Ambos foi devido a acidentes e com o volume alto de carro, deu no nisso: horas
de atraso. Com isso o plano inicial já foi alterado. Se no primeiro dia eu
queria ter chagado até Montes Claros, no máximo que deu foi um pouco depois de
BH, Contagem eu acho.
Decidimos que não compensava parar em pousada ou hotel após
esse atraso, então o jeito foi procurar um posto pra fazer uma pausa e acordar
bem cedo e seguir viagem no intuito de descontar o tempo não rodado no
primeiro. No segundo dia preferimos parar perto de Monte Azul, ainda estaríamos
há 5 horas de Piatã. Um ponto bom é que as estradas não eram ruins, eu
imaginava que seria uma viagem muito cadenciada, mas não foi. Mesmo que ao
cruzar a fronteira de MG/BA a pista era de uma mão, então eu deveria fazer
ultrapassagens de ônibus e caminhões. Enfim, tudo correu bem tranquilo.

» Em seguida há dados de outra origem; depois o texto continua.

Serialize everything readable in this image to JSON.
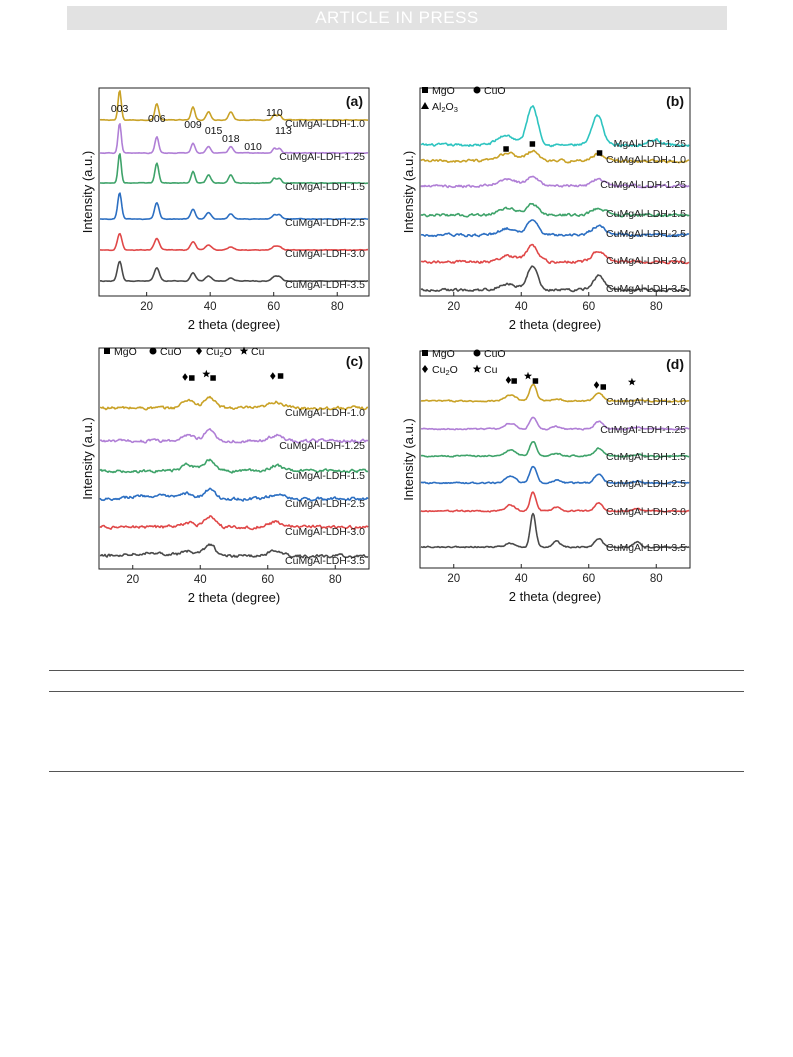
{
  "header": {
    "banner": "ARTICLE IN PRESS"
  },
  "colors": {
    "MgAl-LDH-1.25": "#2ec4c0",
    "CuMgAl-LDH-1.0": "#c9a227",
    "CuMgAl-LDH-1.25": "#b07fd6",
    "CuMgAl-LDH-1.5": "#3fa36a",
    "CuMgAl-LDH-2.5": "#2c6fc2",
    "CuMgAl-LDH-3.0": "#e04848",
    "CuMgAl-LDH-3.5": "#4a4a4a"
  },
  "chart_data": [
    {
      "type": "line",
      "panel_label": "(a)",
      "xlabel": "2 theta (degree)",
      "ylabel": "Intensity (a.u.)",
      "xlim": [
        5,
        90
      ],
      "xticks": [
        20,
        40,
        60,
        80
      ],
      "legend": [],
      "annotations": [
        {
          "text": "003",
          "x": 11.5
        },
        {
          "text": "006",
          "x": 23.2
        },
        {
          "text": "009",
          "x": 34.6
        },
        {
          "text": "015",
          "x": 39.5
        },
        {
          "text": "018",
          "x": 46.5
        },
        {
          "text": "010",
          "x": 53.5
        },
        {
          "text": "110",
          "x": 60.2
        },
        {
          "text": "113",
          "x": 61.8
        }
      ],
      "series": [
        {
          "name": "CuMgAl-LDH-1.0",
          "peaks": [
            [
              11.5,
              9,
              0.5
            ],
            [
              23.2,
              5,
              0.6
            ],
            [
              34.6,
              4,
              0.6
            ],
            [
              39.5,
              2.5,
              0.7
            ],
            [
              46.5,
              2.5,
              0.7
            ],
            [
              60.2,
              1.6,
              0.6
            ],
            [
              61.8,
              1.6,
              0.6
            ]
          ]
        },
        {
          "name": "CuMgAl-LDH-1.25",
          "peaks": [
            [
              11.5,
              9,
              0.5
            ],
            [
              23.2,
              5,
              0.6
            ],
            [
              34.6,
              3,
              0.6
            ],
            [
              39.5,
              2,
              0.7
            ],
            [
              46.5,
              2,
              0.7
            ],
            [
              60.2,
              1.4,
              0.6
            ],
            [
              61.8,
              1.4,
              0.6
            ]
          ]
        },
        {
          "name": "CuMgAl-LDH-1.5",
          "peaks": [
            [
              11.5,
              9,
              0.5
            ],
            [
              23.2,
              6,
              0.6
            ],
            [
              34.6,
              3.5,
              0.6
            ],
            [
              39.5,
              2.5,
              0.7
            ],
            [
              46.5,
              2.5,
              0.7
            ],
            [
              60.2,
              1.4,
              0.6
            ],
            [
              61.8,
              1.4,
              0.6
            ]
          ]
        },
        {
          "name": "CuMgAl-LDH-2.5",
          "peaks": [
            [
              11.5,
              8,
              0.6
            ],
            [
              23.2,
              5,
              0.7
            ],
            [
              34.6,
              3,
              0.7
            ],
            [
              39.5,
              2,
              0.8
            ],
            [
              46.5,
              1.5,
              0.8
            ],
            [
              60.2,
              1.2,
              0.7
            ],
            [
              61.8,
              1.2,
              0.7
            ]
          ]
        },
        {
          "name": "CuMgAl-LDH-3.0",
          "peaks": [
            [
              11.5,
              5,
              0.7
            ],
            [
              23.2,
              3.5,
              0.8
            ],
            [
              34.6,
              2.5,
              0.8
            ],
            [
              39.5,
              1.5,
              0.9
            ],
            [
              46.5,
              1,
              0.9
            ],
            [
              60.2,
              1,
              0.8
            ],
            [
              61.8,
              1,
              0.8
            ]
          ]
        },
        {
          "name": "CuMgAl-LDH-3.5",
          "peaks": [
            [
              11.5,
              6,
              0.7
            ],
            [
              23.2,
              4,
              0.8
            ],
            [
              34.6,
              2.5,
              0.8
            ],
            [
              39.5,
              1.5,
              0.9
            ],
            [
              46.5,
              1,
              0.9
            ],
            [
              60.2,
              1.2,
              0.8
            ],
            [
              61.8,
              1.2,
              0.8
            ]
          ]
        }
      ]
    },
    {
      "type": "line",
      "panel_label": "(b)",
      "xlabel": "2 theta (degree)",
      "ylabel": "Intensity (a.u.)",
      "xlim": [
        10,
        90
      ],
      "xticks": [
        20,
        40,
        60,
        80
      ],
      "legend": [
        {
          "symbol": "square",
          "label": "MgO"
        },
        {
          "symbol": "circle",
          "label": "CuO"
        },
        {
          "symbol": "triangle",
          "label": "Al2O3"
        }
      ],
      "markers": [
        {
          "symbol": "square",
          "x": 35.5
        },
        {
          "symbol": "square",
          "x": 43.3
        },
        {
          "symbol": "square",
          "x": 63.2
        }
      ],
      "series": [
        {
          "name": "MgAl-LDH-1.25",
          "peaks": [
            [
              35.5,
              1.5,
              2.5
            ],
            [
              43.3,
              6,
              1.6
            ],
            [
              62.6,
              4.5,
              1.6
            ],
            [
              79.5,
              0.8,
              2.0
            ]
          ]
        },
        {
          "name": "CuMgAl-LDH-1.0",
          "peaks": [
            [
              36,
              1.2,
              2.5
            ],
            [
              43.3,
              1.5,
              1.8
            ],
            [
              63,
              1.1,
              2.0
            ]
          ]
        },
        {
          "name": "CuMgAl-LDH-1.25",
          "peaks": [
            [
              36,
              1,
              2.5
            ],
            [
              43.3,
              1.4,
              1.8
            ],
            [
              63,
              1.0,
              2.0
            ]
          ]
        },
        {
          "name": "CuMgAl-LDH-1.5",
          "peaks": [
            [
              36,
              1,
              2.5
            ],
            [
              43.3,
              1.6,
              1.8
            ],
            [
              63,
              1.1,
              2.0
            ]
          ]
        },
        {
          "name": "CuMgAl-LDH-2.5",
          "peaks": [
            [
              36,
              1,
              2.5
            ],
            [
              43.3,
              2.2,
              1.7
            ],
            [
              63,
              1.5,
              1.9
            ]
          ]
        },
        {
          "name": "CuMgAl-LDH-3.0",
          "peaks": [
            [
              36,
              1,
              2.5
            ],
            [
              43.3,
              2.5,
              1.7
            ],
            [
              63,
              1.8,
              1.9
            ]
          ]
        },
        {
          "name": "CuMgAl-LDH-3.5",
          "peaks": [
            [
              36,
              1,
              2.5
            ],
            [
              43.3,
              3.5,
              1.6
            ],
            [
              63,
              2.2,
              1.8
            ]
          ]
        }
      ]
    },
    {
      "type": "line",
      "panel_label": "(c)",
      "xlabel": "2 theta (degree)",
      "ylabel": "Intensity (a.u.)",
      "xlim": [
        10,
        90
      ],
      "xticks": [
        20,
        40,
        60,
        80
      ],
      "legend": [
        {
          "symbol": "square",
          "label": "MgO"
        },
        {
          "symbol": "circle",
          "label": "CuO"
        },
        {
          "symbol": "diamond",
          "label": "Cu2O"
        },
        {
          "symbol": "star",
          "label": "Cu"
        }
      ],
      "markers": [
        {
          "symbol": "diamond",
          "x": 35.5
        },
        {
          "symbol": "square",
          "x": 37.5
        },
        {
          "symbol": "star",
          "x": 41.8
        },
        {
          "symbol": "square",
          "x": 43.8
        },
        {
          "symbol": "diamond",
          "x": 61.5
        },
        {
          "symbol": "square",
          "x": 63.8
        }
      ],
      "series": [
        {
          "name": "CuMgAl-LDH-1.0",
          "peaks": [
            [
              36.5,
              2,
              1.8
            ],
            [
              42.8,
              2.5,
              1.6
            ],
            [
              62.5,
              1.5,
              2.0
            ]
          ]
        },
        {
          "name": "CuMgAl-LDH-1.25",
          "peaks": [
            [
              36.5,
              1.5,
              1.8
            ],
            [
              42.8,
              2.5,
              1.6
            ],
            [
              62.5,
              1.3,
              2.0
            ]
          ]
        },
        {
          "name": "CuMgAl-LDH-1.5",
          "peaks": [
            [
              36.5,
              1.5,
              1.8
            ],
            [
              42.8,
              2.5,
              1.6
            ],
            [
              62.5,
              1.3,
              2.0
            ]
          ]
        },
        {
          "name": "CuMgAl-LDH-2.5",
          "peaks": [
            [
              36.5,
              1.2,
              1.8
            ],
            [
              42.8,
              2.2,
              1.6
            ],
            [
              62.5,
              1.1,
              2.0
            ],
            [
              25,
              0.8,
              6
            ]
          ]
        },
        {
          "name": "CuMgAl-LDH-3.0",
          "peaks": [
            [
              36.5,
              1,
              1.8
            ],
            [
              42.8,
              2.5,
              1.6
            ],
            [
              62.5,
              1.2,
              2.0
            ]
          ]
        },
        {
          "name": "CuMgAl-LDH-3.5",
          "peaks": [
            [
              36.5,
              1,
              1.8
            ],
            [
              42.8,
              2.8,
              1.6
            ],
            [
              62.5,
              1.4,
              2.0
            ],
            [
              25,
              0.8,
              6
            ]
          ]
        }
      ]
    },
    {
      "type": "line",
      "panel_label": "(d)",
      "xlabel": "2 theta (degree)",
      "ylabel": "Intensity (a.u.)",
      "xlim": [
        10,
        90
      ],
      "xticks": [
        20,
        40,
        60,
        80
      ],
      "legend": [
        {
          "symbol": "square",
          "label": "MgO"
        },
        {
          "symbol": "circle",
          "label": "CuO"
        },
        {
          "symbol": "diamond",
          "label": "Cu2O"
        },
        {
          "symbol": "star",
          "label": "Cu"
        }
      ],
      "markers": [
        {
          "symbol": "diamond",
          "x": 36.2
        },
        {
          "symbol": "square",
          "x": 37.9
        },
        {
          "symbol": "star",
          "x": 42.0
        },
        {
          "symbol": "square",
          "x": 44.2
        },
        {
          "symbol": "diamond",
          "x": 62.3
        },
        {
          "symbol": "square",
          "x": 64.3
        },
        {
          "symbol": "star",
          "x": 72.8
        }
      ],
      "series": [
        {
          "name": "CuMgAl-LDH-1.0",
          "peaks": [
            [
              36.8,
              1.2,
              1.6
            ],
            [
              43.5,
              3.5,
              1.0
            ],
            [
              50.5,
              0.5,
              1.2
            ],
            [
              62.9,
              1.8,
              1.2
            ],
            [
              74.3,
              0.3,
              1.2
            ]
          ]
        },
        {
          "name": "CuMgAl-LDH-1.25",
          "peaks": [
            [
              36.8,
              1.2,
              1.6
            ],
            [
              43.5,
              2.5,
              1.0
            ],
            [
              50.5,
              0.5,
              1.2
            ],
            [
              62.9,
              1.6,
              1.2
            ],
            [
              74.3,
              0.3,
              1.2
            ]
          ]
        },
        {
          "name": "CuMgAl-LDH-1.5",
          "peaks": [
            [
              36.8,
              1.2,
              1.6
            ],
            [
              43.5,
              3.0,
              1.0
            ],
            [
              50.5,
              0.5,
              1.2
            ],
            [
              62.9,
              1.6,
              1.2
            ],
            [
              74.3,
              0.3,
              1.2
            ]
          ]
        },
        {
          "name": "CuMgAl-LDH-2.5",
          "peaks": [
            [
              36.8,
              1.5,
              1.4
            ],
            [
              43.5,
              3.5,
              1.0
            ],
            [
              50.5,
              0.6,
              1.2
            ],
            [
              62.9,
              1.8,
              1.2
            ],
            [
              74.3,
              0.4,
              1.2
            ]
          ]
        },
        {
          "name": "CuMgAl-LDH-3.0",
          "peaks": [
            [
              36.8,
              1.2,
              1.4
            ],
            [
              43.5,
              4.0,
              0.9
            ],
            [
              50.5,
              0.7,
              1.1
            ],
            [
              62.9,
              1.6,
              1.2
            ],
            [
              74.3,
              0.4,
              1.2
            ]
          ]
        },
        {
          "name": "CuMgAl-LDH-3.5",
          "peaks": [
            [
              36.8,
              0.8,
              1.4
            ],
            [
              43.5,
              7.0,
              0.8
            ],
            [
              50.5,
              1.2,
              1.0
            ],
            [
              62.9,
              1.8,
              1.1
            ],
            [
              74.3,
              1.0,
              1.1
            ]
          ]
        }
      ]
    }
  ]
}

Destaque imenso pra serra do espinhado em boa parte da viagem, algumas
montanhas inclusive já pesquisei pois um dia quem sabe – Serra Nova, Serra
Talhada, etc.
Assim sendo, no dia 23/12 eu já estava partindo pra um rolê de cachoeiras, só pra aquecer rs. Com isso, de carro mesmo, decidi ir pra Cachoeira do Cochó e depois pra Cachoeira do Patrício.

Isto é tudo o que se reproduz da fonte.